F. Ev: Hayal Satıcısının Tiyatrosu
Türkiye’de bazı şirketler var ki, insanlara hayal satmayı resmen sanat hâline getirmiş. F. Ev de bunlardan biri… Ev ve araç çekilişi adı altında insanların umutlarını topluyor, sahte isimlerle sistemi döndürüyor. Kazananlar mı? Çoğu, sizin de benim de tanımadığımız kişiler. Mantık mı? Yok. Adalet mi? Yalnızca mahkeme kağıtlarında.

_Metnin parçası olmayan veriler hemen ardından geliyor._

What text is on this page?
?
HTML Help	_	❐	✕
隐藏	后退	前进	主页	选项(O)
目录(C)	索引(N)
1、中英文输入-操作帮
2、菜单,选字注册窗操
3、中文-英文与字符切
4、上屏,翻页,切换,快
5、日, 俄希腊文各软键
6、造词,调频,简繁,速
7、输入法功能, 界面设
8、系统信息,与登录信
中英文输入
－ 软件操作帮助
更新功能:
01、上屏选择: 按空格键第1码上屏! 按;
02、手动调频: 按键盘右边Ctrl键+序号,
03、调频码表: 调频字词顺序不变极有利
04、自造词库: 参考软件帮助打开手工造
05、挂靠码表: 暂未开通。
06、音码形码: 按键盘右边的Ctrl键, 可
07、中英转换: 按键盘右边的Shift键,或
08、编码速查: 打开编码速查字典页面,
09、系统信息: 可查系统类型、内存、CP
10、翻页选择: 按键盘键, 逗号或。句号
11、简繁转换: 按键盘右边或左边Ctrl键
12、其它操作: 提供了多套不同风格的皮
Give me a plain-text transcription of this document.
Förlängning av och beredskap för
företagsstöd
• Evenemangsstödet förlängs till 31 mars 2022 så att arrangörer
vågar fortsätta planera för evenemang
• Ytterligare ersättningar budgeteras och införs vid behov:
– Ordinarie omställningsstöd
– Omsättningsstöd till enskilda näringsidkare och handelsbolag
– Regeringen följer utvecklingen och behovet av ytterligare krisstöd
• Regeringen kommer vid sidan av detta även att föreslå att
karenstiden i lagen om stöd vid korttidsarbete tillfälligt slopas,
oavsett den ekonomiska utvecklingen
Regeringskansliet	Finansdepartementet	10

F. Ev’in savunması tam bir komedi: “Biz kimseye ev ya da araç satmıyoruz, sadece hayal kurmak isteyenleri bir araya getiriyoruz.” Yani demek istiyor ki, “Hadi gelin, hayal kurun ve parayı verin; gerçeklik mi? O da neymiş?”
Sistem öyle bir kurgulanmış ki, eksik grupları tamamlamak için sahte kişiler (“Joker”ler) devreye sokuluyor. Çekiliş mi? Formalite. Ama o ay parayı F. Ev kendisi alıyor. Siz de elinizde hayal ve çekiliş videosu kalakalıyorsunuz.

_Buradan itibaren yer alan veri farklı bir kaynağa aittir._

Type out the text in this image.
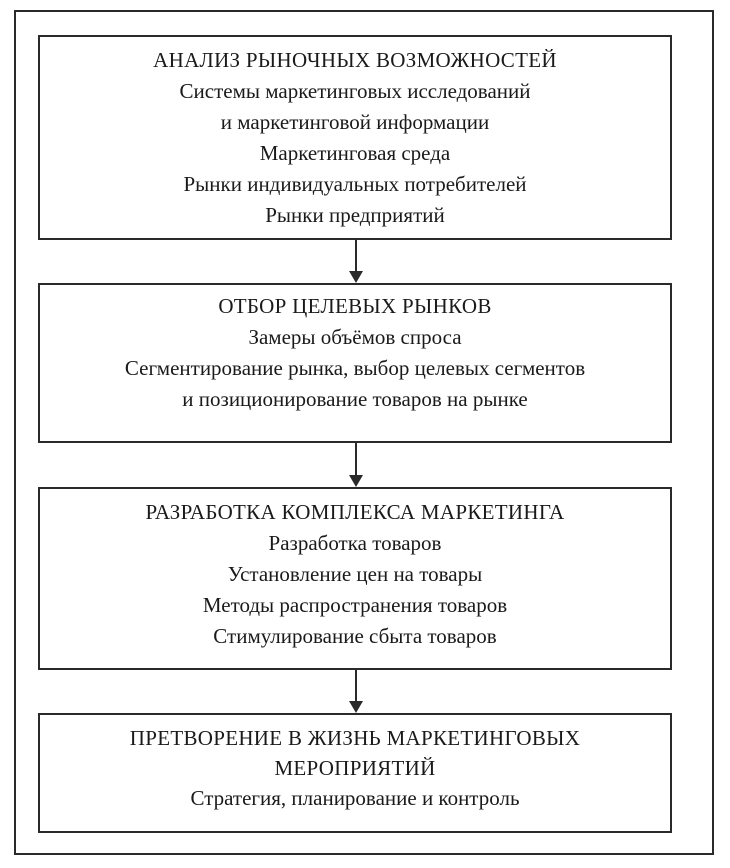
АНАЛИЗ РЫНОЧНЫХ ВОЗМОЖНОСТЕЙ
Системы маркетинговых исследований
и маркетинговой информации
Маркетинговая среда
Рынки индивидуальных потребителей
Рынки предприятий
ОТБОР ЦЕЛЕВЫХ РЫНКОВ
Замеры объёмов спроса
Сегментирование рынка, выбор целевых сегментов
и позиционирование товаров на рынке
РАЗРАБОТКА КОМПЛЕКСА МАРКЕТИНГА
Разработка товаров
Установление цен на товары
Методы распространения товаров
Стимулирование сбыта товаров
ПРЕТВОРЕНИЕ В ЖИЗНЬ МАРКЕТИНГОВЫХ
МЕРОПРИЯТИЙ
Стратегия, планирование и контроль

Mahkemeler devreye giriyor, tüketici hakem heyeti organizasyon bedelinin tamamının iadesine hükmediyor. Ama F. Ev hâlâ çıkıyor: “Biz vergi verdik, hizmet verdik” diye savunma yapıyor. Yani hem sahte çekiliş hem de cüretkar savunma… Resmen hayal kurdurup cüzdan boşaltma sanatı.
Okuyucuya soruyorum: Eğer bir kurum kazananları kendisi belirliyorsa, parayı topluyorsa ve bunu “hayal kurduruyoruz” diye pazarlıyorsa, bu artık hizmet değil tiyatrodur. Ve bu tiyatroda sahneye çıkanlar ne yazık ki hep hayal kuran bizler oluyoruz.
Sonuç? F. Ev’in hayal satma organizasyonu, insanları umutla oynatıyor, paralarını alıyor ve mizah dolu savunmalarla kendini aklamaya çalışıyor. Ama mahkemeler, gecikse de adaletin hâlâ çalıştığını gösteriyor: Hayaller sahte olabilir ama hukuk var.
Eğer bir şirket hayal kurdurmayı iş olarak görüyorsa, bizim tek çaremiz gözlerimizi dört açmak ve hayallerimizi kendi ellerimizle korumaktır. Yoksa F. Ev’in sahnelediği bu tiyatroda başrol her zaman bizim cüzdanlarımız olur.